Ask yourself these questions. Have you ever produced software that met all of the product specs but none of the customer’s expectations? Have you ever had to guess what information developers need from you to understand what you want? Without formal, verifiable requirements and AN EFFECTIVE WAY TO MANAGE THEM the result is usually a gap between what developers think they are supposed to build and what customers think they are going to get. (Karl Wiegers, Software Requirements, 1999)
I was reading this paragraph and what struck me was the portion you see in bold in the previous paragraph. For years we have been beating the drum about quality requirements. Everyone wants training on how to write them, how to structure them, how to test them, how to elicit them, how to make sure they are clear, complete concise…. and on and on. I’ve delivered a lot of these courses over the years. Students in the class nod and take copious notes about methods for ensuring requirements are clear and concise. But as I continue to teach these classes I have to ask the question. If you don’t manage those requirements after they are written, aren’t we missing some of the benefits of good requirements?
I look back at the reports we see from groups like Standish and Gartner. We are still seeing that nearly half of all projects are late and over budget, and that these are almost always tied to some kind of requirements issue. Yes, it is very important to elicit and specify clear and concise requirements that accurately reflect the user’s needs and wants. But that is just the first step in the requirements engineering process.

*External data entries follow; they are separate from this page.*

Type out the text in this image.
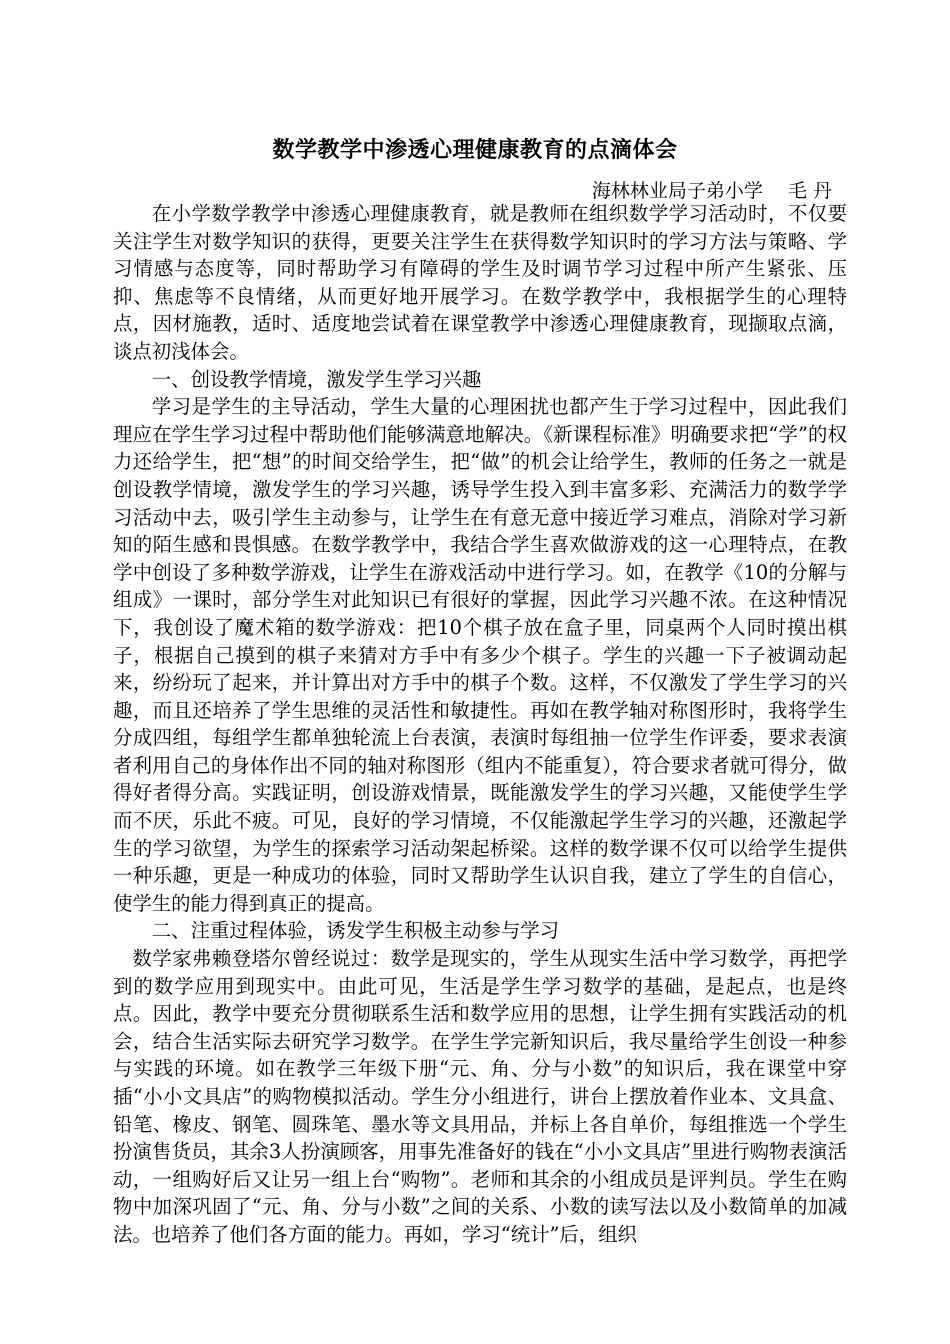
数学教学中渗透心理健康教育的点滴体会
海林林业局子弟小学　 毛 丹

在小学数学教学中渗透心理健康教育，就是教师在组织数学学习活动时，不仅要关注学生对数学知识的获得，更要关注学生在获得数学知识时的学习方法与策略、学习情感与态度等，同时帮助学习有障碍的学生及时调节学习过程中所产生紧张、压抑、焦虑等不良情绪，从而更好地开展学习。在数学教学中，我根据学生的心理特点，因材施教，适时、适度地尝试着在课堂教学中渗透心理健康教育，现撷取点滴，谈点初浅体会。

一、创设教学情境，激发学生学习兴趣

学习是学生的主导活动，学生大量的心理困扰也都产生于学习过程中，因此我们理应在学生学习过程中帮助他们能够满意地解决。《新课程标准》明确要求把“学”的权力还给学生，把“想”的时间交给学生，把“做”的机会让给学生，教师的任务之一就是创设教学情境，激发学生的学习兴趣，诱导学生投入到丰富多彩、充满活力的数学学习活动中去，吸引学生主动参与，让学生在有意无意中接近学习难点，消除对学习新知的陌生感和畏惧感。在数学教学中，我结合学生喜欢做游戏的这一心理特点，在教学中创设了多种数学游戏，让学生在游戏活动中进行学习。如，在教学《10的分解与组成》一课时，部分学生对此知识已有很好的掌握，因此学习兴趣不浓。在这种情况下，我创设了魔术箱的数学游戏：把10个棋子放在盒子里，同桌两个人同时摸出棋子，根据自己摸到的棋子来猜对方手中有多少个棋子。学生的兴趣一下子被调动起来，纷纷玩了起来，并计算出对方手中的棋子个数。这样，不仅激发了学生学习的兴趣，而且还培养了学生思维的灵活性和敏捷性。再如在教学轴对称图形时，我将学生分成四组，每组学生都单独轮流上台表演，表演时每组抽一位学生作评委，要求表演者利用自己的身体作出不同的轴对称图形（组内不能重复），符合要求者就可得分，做得好者得分高。实践证明，创设游戏情景，既能激发学生的学习兴趣，又能使学生学而不厌，乐此不疲。可见，良好的学习情境，不仅能激起学生学习的兴趣，还激起学生的学习欲望，为学生的探索学习活动架起桥梁。这样的数学课不仅可以给学生提供一种乐趣，更是一种成功的体验，同时又帮助学生认识自我，建立了学生的自信心，使学生的能力得到真正的提高。

二、注重过程体验，诱发学生积极主动参与学习

数学家弗赖登塔尔曾经说过：数学是现实的，学生从现实生活中学习数学，再把学到的数学应用到现实中。由此可见，生活是学生学习数学的基础，是起点，也是终点。因此，教学中要充分贯彻联系生活和数学应用的思想，让学生拥有实践活动的机会，结合生活实际去研究学习数学。在学生学完新知识后，我尽量给学生创设一种参与实践的环境。如在教学三年级下册“元、角、分与小数”的知识后，我在课堂中穿插“小小文具店”的购物模拟活动。学生分小组进行，讲台上摆放着作业本、文具盒、铅笔、橡皮、钢笔、圆珠笔、墨水等文具用品，并标上各自单价，每组推选一个学生扮演售货员，其余3人扮演顾客，用事先准备好的钱在“小小文具店”里进行购物表演活动，一组购好后又让另一组上台“购物”。老师和其余的小组成员是评判员。学生在购物中加深巩固了“元、角、分与小数”之间的关系、小数的读写法以及小数简单的加减法。也培养了他们各方面的能力。再如，学习“统计”后，组织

The real work and effort comes in managing these requirements as development continues. In my experience there are very few organizations that really manage requirements. There is little or no traceability in these organizations. After all these years of knowing the importance of requirements management, why is there so little of it going on?
If you are in an organization where requirements are managed, then you probably snicker at these comments. I worked on a very complex weapon control system for many years. During that time I thought we were so behind in our requirements work. Actually, we were light years ahead of most organizations. We had full traceability from user requirements to code, a change management process, requirements were constantly updated as change requests were reviewed. We were doing this manually for a while until our customer insisted we had to implement a requirements tool.
I often hear excuses for not managing requirements – our project is so small it doesn’t matter, we don’t have time for those activities, we don’t have a tool. I’m beginning to think the management of the requirements is even more critical to project success and that it is time to focus on the requirements management activities. Requirements management must be an essential part of any project, no matter the size.